CHBE 565-International Paper Co Seminar-Prof. Mark Blenner, University of Delaware (host: Chris Rao) "(How) Does Biology Degrade Polyethylene? Adventures in Biological Degradation and Upcycling of Polyolefins"
- Event Type
- Seminar/Symposium
- Sponsor
- Chemical & Biomolecular Engineering and International Paper Company
- Location
- 116 Roger Adams Lab
- Date
- Dec 4, 2025 2:00 pm
- Contact
- Christy Bowser
- cbowser@illinois.edu
- Phone
- 217-244-9214
- Views
- 19
- Originating Calendar
- Chemical & Biomolecular Engineering - Seminars and Events
Abstract: Plastic waste has become one of society’s most pressing existential crises. Over 165 million tons of polyolefins, for example, are produced each year. While great progress has been made towards establishing efficient deconstruction of hydrolysable plastics like polyethylene terephthalate, non-hydrolysable polyolefins plastics, such as polyethylene (PE), are much more challenging to deconstruct biologically. In order to understand what solutions biology might offer, we studied one of nature’s more effective polyolefin deconstructors – the yellow mealworm.
Initially, we sought to replicate and confirm observations in the field; however, inconsistencies in materials and methods throughout the field have complicated matters. While have demonstrated some of the most impressive results in the field are misinterpretations, we have confirmed that mealworms do deconstruct polyethylene in a gut microbiome dependent manner. We next identified a novel class of PE-oxidases and elucidated unique structural features necessary for this rather unusual activity. Using this knowledge, we engineered improved oxidation activity. The next steps in the deconstruction pathway are under active investigation. We have further identified a fungus that produces microplastic flocculating proteins, and preliminary evidence suggests it may coordinate with bacterial species from the gut to enhance plastic degradation.

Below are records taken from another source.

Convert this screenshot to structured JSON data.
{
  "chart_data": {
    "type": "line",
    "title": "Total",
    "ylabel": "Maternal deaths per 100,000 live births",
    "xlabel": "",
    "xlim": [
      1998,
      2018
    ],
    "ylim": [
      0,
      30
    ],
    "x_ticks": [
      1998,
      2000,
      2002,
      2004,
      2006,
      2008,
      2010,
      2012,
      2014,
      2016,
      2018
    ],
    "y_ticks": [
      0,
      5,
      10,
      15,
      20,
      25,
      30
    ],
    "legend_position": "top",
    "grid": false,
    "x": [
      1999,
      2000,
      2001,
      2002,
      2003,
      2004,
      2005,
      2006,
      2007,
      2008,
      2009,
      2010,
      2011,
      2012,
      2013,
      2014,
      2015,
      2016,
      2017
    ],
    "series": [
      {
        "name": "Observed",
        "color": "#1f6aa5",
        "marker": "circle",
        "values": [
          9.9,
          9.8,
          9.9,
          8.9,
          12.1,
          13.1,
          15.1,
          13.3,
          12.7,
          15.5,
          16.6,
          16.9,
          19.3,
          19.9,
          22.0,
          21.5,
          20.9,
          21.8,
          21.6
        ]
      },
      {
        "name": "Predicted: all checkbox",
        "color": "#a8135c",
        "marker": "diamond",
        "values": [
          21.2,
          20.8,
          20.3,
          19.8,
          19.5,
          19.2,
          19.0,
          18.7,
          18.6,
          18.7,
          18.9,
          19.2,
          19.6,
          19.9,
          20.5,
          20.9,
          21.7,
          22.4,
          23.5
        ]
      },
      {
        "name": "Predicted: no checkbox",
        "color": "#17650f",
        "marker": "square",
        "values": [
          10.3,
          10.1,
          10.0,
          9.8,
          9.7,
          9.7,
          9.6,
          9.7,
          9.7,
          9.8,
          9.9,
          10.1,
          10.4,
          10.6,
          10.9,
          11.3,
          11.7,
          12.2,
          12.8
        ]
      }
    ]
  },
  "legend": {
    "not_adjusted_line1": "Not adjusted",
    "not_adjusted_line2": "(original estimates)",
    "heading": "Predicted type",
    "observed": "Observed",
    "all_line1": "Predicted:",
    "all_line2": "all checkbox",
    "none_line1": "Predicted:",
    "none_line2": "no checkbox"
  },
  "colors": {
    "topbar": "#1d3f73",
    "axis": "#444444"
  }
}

Bio: Dr. Blenner is the Thomas & Kipp Gutshall Career Development Associate Professor of Chemical & Biomolecular Engineering at the University of Delaware. Prior to that, he was the McQueen Quattlebaum Associate Professor of Chemical and Biomolecular Engineering at Clemson University. He received his PhD in Chemical Engineering from Columbia University in 2009 and completed three years of postdoctoral training as an American Heart Association Postdoctoral Fellow and an NIH NRSA Postdoctoral Fellow at Harvard Medical School and Children’s Hospital Boston. He has won numerous awards including the 2025 Langer Prize for Innovation and Entrepreneurial Excellence, 2022 AIChE Food, Pharmaceutical, and Bioengineering Division Early Career Award, the 2021 ACS BIOT Young Investigator Award, and the 2019 Presidential Early Career Award for Scientists and Engineers (PECASE). He is on the Board of the Society of Industrial Microbiology & Biotechnology and ACS Biochemical Technology. His research is broadly focused on engineering biomolecular and cellular systems to produce fuels, chemicals, enzymes, biopharmaceuticals and biosensors. Some of the common threads across his lab’s work are around using microbes for enabling a circular economy and addressing biomanufacturing-related problems arising from cell line design in both microbes and animal cells.